The Australian government is using helicopters and airplanes to help feed starving animals displaced by the country's wildfire crisis.
The New South Wales government used aircraft to drop more than 4,000 pounds of food, mostly carrots and sweet potatoes, to colonies of brush-tailed rock-wallabies that were left stranded as massive wildfires ravaged their habitat.
The brush-tailed rock-wallaby was already endangered in southeastern Australia before the fires began in September and government officials said their survival could be complicated further by the ongoing crisis. The fires are estimated to have killed more than a billion animals and scorched more than 8.4 million hectacres -- about twice the size of Maryland.
"Initial fire assessments indicate the habitat of several important Brush-tailed Rock-wallaby populations was burnt in the recent bushfires," New South Wales Environment Minister Matt Kean said Sunday. "The wallabies were already under stress from the ongoing drought, making survival challenging for the wallabies without assistance."
Over the last week, nearly 2,000 pounds of sweet potatoes and carrots were sent to colonies in the state's Capertee and Wolgan valleys; 2,000 pounds were sent to areas of Yengo National Park; and about 200 pounds of food and water were dropped in the Kangaroo Valley, government officials in New South Wales.
Kean said the drops are one of the most widespread relief efforts of their kind for brush-tailed rock-wallabies. The plan is designed to help maintain the animal colonies and allow them to recover.
"The provision of supplementary food is one of the key strategies we are deploying to promote the survival and recovery of endangered species like the Brush-tailed Rock-wallaby," Kean said. "The wallabies typically survive the fire itself, but are then left stranded with limited natural food as the fire takes out the vegetation around their rocky habitat."
The fires have claimed the lives of at least 25 people and destroyed more than 2,000 homes. University of Sydney ecologist Chris Dickman estimated that more than a billion animals have been killed since the fires began in early September, with about 800 million killed in New South Wales alone.
Fire seasons regularly take place in the country, but this year has been particularly devastating.
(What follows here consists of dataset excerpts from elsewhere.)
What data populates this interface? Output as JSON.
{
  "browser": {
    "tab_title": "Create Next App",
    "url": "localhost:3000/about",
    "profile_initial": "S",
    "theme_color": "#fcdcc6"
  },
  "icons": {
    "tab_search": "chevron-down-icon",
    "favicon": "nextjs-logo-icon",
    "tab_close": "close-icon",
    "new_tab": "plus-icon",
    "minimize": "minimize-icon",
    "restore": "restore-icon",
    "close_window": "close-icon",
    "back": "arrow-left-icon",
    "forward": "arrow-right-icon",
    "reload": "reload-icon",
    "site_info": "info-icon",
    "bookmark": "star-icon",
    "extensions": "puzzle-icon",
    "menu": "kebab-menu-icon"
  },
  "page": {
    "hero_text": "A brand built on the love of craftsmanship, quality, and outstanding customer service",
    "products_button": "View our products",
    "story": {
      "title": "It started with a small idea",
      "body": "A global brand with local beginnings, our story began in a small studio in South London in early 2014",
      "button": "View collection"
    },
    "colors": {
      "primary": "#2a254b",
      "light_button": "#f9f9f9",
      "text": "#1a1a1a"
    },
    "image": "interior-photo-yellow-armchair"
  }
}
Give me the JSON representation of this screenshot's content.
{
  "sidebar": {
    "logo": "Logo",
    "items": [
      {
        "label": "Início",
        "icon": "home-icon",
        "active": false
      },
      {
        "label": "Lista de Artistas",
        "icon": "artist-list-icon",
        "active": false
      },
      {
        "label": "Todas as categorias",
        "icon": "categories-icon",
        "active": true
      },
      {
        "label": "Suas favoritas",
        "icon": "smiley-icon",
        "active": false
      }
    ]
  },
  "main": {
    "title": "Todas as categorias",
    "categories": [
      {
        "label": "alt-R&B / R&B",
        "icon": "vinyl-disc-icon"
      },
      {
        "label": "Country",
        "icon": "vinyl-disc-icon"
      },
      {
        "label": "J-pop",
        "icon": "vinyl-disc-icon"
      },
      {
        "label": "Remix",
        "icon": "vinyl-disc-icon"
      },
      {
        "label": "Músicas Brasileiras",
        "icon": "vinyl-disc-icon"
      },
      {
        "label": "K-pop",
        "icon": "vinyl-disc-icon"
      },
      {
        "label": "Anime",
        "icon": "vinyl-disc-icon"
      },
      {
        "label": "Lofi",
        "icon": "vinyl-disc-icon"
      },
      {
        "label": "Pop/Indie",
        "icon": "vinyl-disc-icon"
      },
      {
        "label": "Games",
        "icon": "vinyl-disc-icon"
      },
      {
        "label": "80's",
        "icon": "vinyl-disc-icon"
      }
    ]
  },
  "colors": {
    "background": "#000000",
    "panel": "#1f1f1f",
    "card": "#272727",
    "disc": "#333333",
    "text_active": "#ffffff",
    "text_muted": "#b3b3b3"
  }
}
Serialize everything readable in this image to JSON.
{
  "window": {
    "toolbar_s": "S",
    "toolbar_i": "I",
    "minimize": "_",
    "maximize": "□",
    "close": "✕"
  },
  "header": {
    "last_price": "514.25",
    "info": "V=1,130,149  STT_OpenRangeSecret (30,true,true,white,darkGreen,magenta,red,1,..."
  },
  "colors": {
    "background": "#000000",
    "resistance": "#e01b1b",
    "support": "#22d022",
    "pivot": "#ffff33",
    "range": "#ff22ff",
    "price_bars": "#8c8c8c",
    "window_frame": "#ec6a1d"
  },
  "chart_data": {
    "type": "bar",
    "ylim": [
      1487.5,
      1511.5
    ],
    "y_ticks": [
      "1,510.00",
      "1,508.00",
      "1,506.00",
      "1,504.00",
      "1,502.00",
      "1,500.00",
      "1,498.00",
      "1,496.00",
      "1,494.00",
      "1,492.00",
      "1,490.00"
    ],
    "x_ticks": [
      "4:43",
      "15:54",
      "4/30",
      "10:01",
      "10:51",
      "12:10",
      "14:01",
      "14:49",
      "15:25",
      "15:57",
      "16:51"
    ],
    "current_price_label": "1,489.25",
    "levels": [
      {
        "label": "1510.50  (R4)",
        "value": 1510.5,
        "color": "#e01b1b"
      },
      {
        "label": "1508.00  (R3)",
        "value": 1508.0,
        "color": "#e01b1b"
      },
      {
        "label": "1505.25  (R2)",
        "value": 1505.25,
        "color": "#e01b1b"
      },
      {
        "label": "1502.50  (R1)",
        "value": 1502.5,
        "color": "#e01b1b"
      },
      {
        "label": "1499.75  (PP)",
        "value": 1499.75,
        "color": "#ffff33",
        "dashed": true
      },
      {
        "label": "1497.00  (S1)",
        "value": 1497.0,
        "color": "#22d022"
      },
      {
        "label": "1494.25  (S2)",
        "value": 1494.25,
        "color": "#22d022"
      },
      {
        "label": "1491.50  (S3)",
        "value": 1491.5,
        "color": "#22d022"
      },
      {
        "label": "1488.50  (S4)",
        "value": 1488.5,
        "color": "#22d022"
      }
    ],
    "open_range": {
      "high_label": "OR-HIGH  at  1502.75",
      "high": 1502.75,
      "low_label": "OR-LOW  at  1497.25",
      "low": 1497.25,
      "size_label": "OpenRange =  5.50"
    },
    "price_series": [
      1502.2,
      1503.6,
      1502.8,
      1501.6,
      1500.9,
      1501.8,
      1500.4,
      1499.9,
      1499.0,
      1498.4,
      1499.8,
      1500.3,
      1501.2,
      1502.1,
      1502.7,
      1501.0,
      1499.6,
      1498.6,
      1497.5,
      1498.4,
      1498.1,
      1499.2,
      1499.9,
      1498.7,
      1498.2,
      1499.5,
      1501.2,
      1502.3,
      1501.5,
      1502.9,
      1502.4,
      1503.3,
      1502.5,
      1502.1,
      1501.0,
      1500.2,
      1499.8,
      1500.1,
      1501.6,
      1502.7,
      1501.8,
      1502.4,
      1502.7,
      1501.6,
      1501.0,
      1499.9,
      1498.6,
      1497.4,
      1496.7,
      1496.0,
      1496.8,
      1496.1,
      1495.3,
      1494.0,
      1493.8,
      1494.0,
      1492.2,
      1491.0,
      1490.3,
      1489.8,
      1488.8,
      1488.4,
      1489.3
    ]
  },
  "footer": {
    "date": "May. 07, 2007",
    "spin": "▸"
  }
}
The country experienced one of its hottest and driest years, in part, because of the Indian Ocean dipole, which is a variation in sea surface temperature on the Indian Ocean that drives the weather patterns.
The IOD was in its strongest positive phase in more than 20 years, resulting in conditions that led to cooler sea surface temperatures near Australia and, in turn, less rain for the country.
With the fire season expected to rage for the next few months, Australians are doubtful that wildlife will fully recover.
"I think there's nothing quite to compare with the devastation that's going on over such a large area so quickly. It's a monstrous event in terms of geography and the number of individual animals affected," Dickman said in an interview with NPR last week.
"We know that Australian biodiversity has been going down over the last several decades, and it's probably fairly well known that Australia's got the world's highest rate of extinction for mammals," he added. "It's events like this that may well hasten the extinction process for a range of other species. So, it's a very sad time."